Un aspetto paradossale del processo di vaccinazione nel continente è rappresentato dal fatto che mentre alcuni Paesi sospendono le vaccinazioni, il programma Covax va avanti con l’invio di dosi in altre nazioni africane. Qualche giorno fa ha spedito 355mila vaccini in Niger, che lo scorso 29 marzo aveva lanciato la campagna di immunizzazione contro il coronavirus con i vaccini donati dalla Cina. Altre spedizioni sono arrivate nelle Isole Comore, Guinea Bissau, Mauritania e Zambia. Presto arriveranno anche in Camerun, che intanto giovedì scorso ha ricevuto 200mila dosi del vaccino Sinopharm, prodotto in Cina.

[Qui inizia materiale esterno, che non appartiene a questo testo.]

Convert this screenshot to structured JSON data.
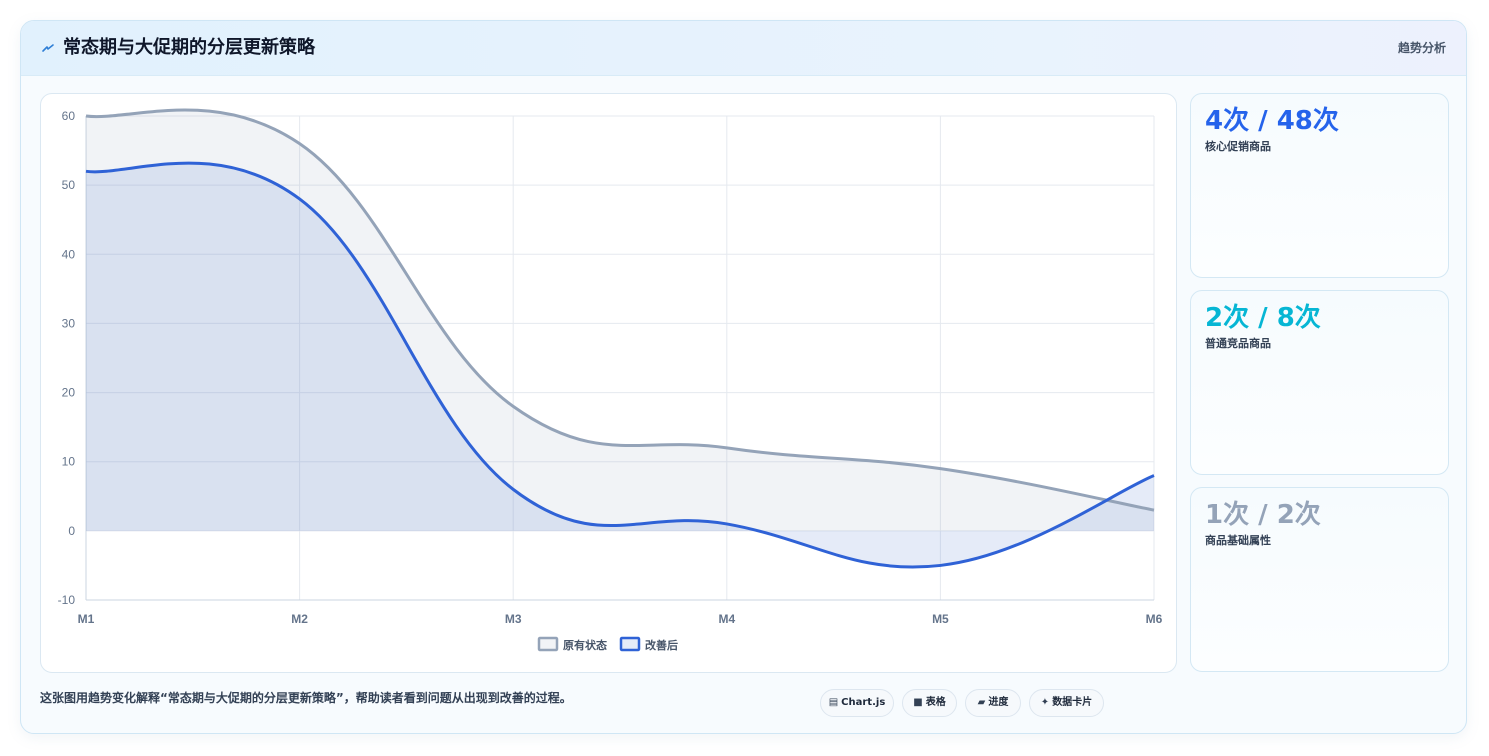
{
  "header": {
    "title": "常态期与大促期的分层更新策略",
    "tag": "趋势分析",
    "icon": "lightning-icon"
  },
  "chart_data": {
    "type": "area",
    "categories": [
      "M1",
      "M2",
      "M3",
      "M4",
      "M5",
      "M6"
    ],
    "ylim": [
      -10,
      60
    ],
    "yticks": [
      -10,
      0,
      10,
      20,
      30,
      40,
      50,
      60
    ],
    "grid": true,
    "legend_position": "bottom",
    "series": [
      {
        "name": "原有状态",
        "values": [
          60,
          56,
          18,
          12,
          9,
          3
        ],
        "color": "#94a3b8",
        "fill": "rgba(148,163,184,0.13)"
      },
      {
        "name": "改善后",
        "values": [
          52,
          48,
          6,
          1,
          -5,
          8
        ],
        "color": "#2f62d6",
        "fill": "rgba(96,130,210,0.16)"
      }
    ]
  },
  "stats": [
    {
      "value": "4次 / 48次",
      "label": "核心促销商品",
      "color": "#2563eb"
    },
    {
      "value": "2次 / 8次",
      "label": "普通竞品商品",
      "color": "#06b6d4"
    },
    {
      "value": "1次 / 2次",
      "label": "商品基础属性",
      "color": "#94a3b8"
    }
  ],
  "footer": {
    "note": "这张图用趋势变化解释“常态期与大促期的分层更新策略”，帮助读者看到问题从出现到改善的过程。",
    "badges": [
      {
        "icon": "▤",
        "label": "Chart.js"
      },
      {
        "icon": "■",
        "label": "表格"
      },
      {
        "icon": "▰",
        "label": "进度"
      },
      {
        "icon": "✦",
        "label": "数据卡片"
      }
    ]
  }
}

Per ovviare agli scarsi risultati finora prodotti dal Covax, l’Unione africana ha firmato un accordo con la J&J per acquistare 220 milioni di dosi del vaccino Janssen con un’opzione per altri 180 milioni. Questo vaccino ha il vantaggio che per l’immunizzazione è sufficiente un’iniezione monodose e consentirebbe al continente di vaccinare 400 milioni di persone. Tuttavia, queste dosi non saranno ugualmente sufficienti per raggiungere l’obiettivo di vaccinare il 60% della popolazione entro la fine del 2022 per ottenere l’immunità di gregge. Inoltre i vaccini J&J saranno disponibili solo all’inizio del prossimo settembre, lasciando l’Africa scoperta per almeno altri quattro mesi.
Giustamente, il direttore dei Centri africani per il controllo e la prevenzione delle malattie (Africa CDC), John Nkengasong, ha affermato di non ricevere sufficiente aiuto dalla comunità internazionale e anche dai Governi africani. Una soluzione potrebbe essere nell’introdurre la produzione su larga scala dei vaccini in Africa, dove finora sono prodotti solo in Sudafrica nella fabbrica di Gqeberha dell’Aspen, in cui su licenza di J&J verranno preparate le 400 milioni di dosi di Janssen.
Ma Big Pharma sembra resistere a estendere la produzione dei vaccini direttamente all’Africa, sostenendo che la produzione in base ad accordi di licenza volontaria (come AstraZeneca ha fatto con il Serum Institute indiano e J&J con Aspen a Gqeberha) costituisca un’opzione migliore.
Nel breve termine questa sembra essere la risposta, insieme ad altre opzioni come un maggiore sostegno al programma Covax e prestiti più significativi da parte della Banca mondiale. Ciononostante, per risolvere il pericoloso stallo i Paesi più sviluppati, che per stare al sicuro hanno ordinato vaccini in eccesso, dovrebbero donarli agli Stati del continente assumendosi le proprie responsabilità globali e al tempo stesso i Governi africani devono adempiere ai loro obblighi nazionali.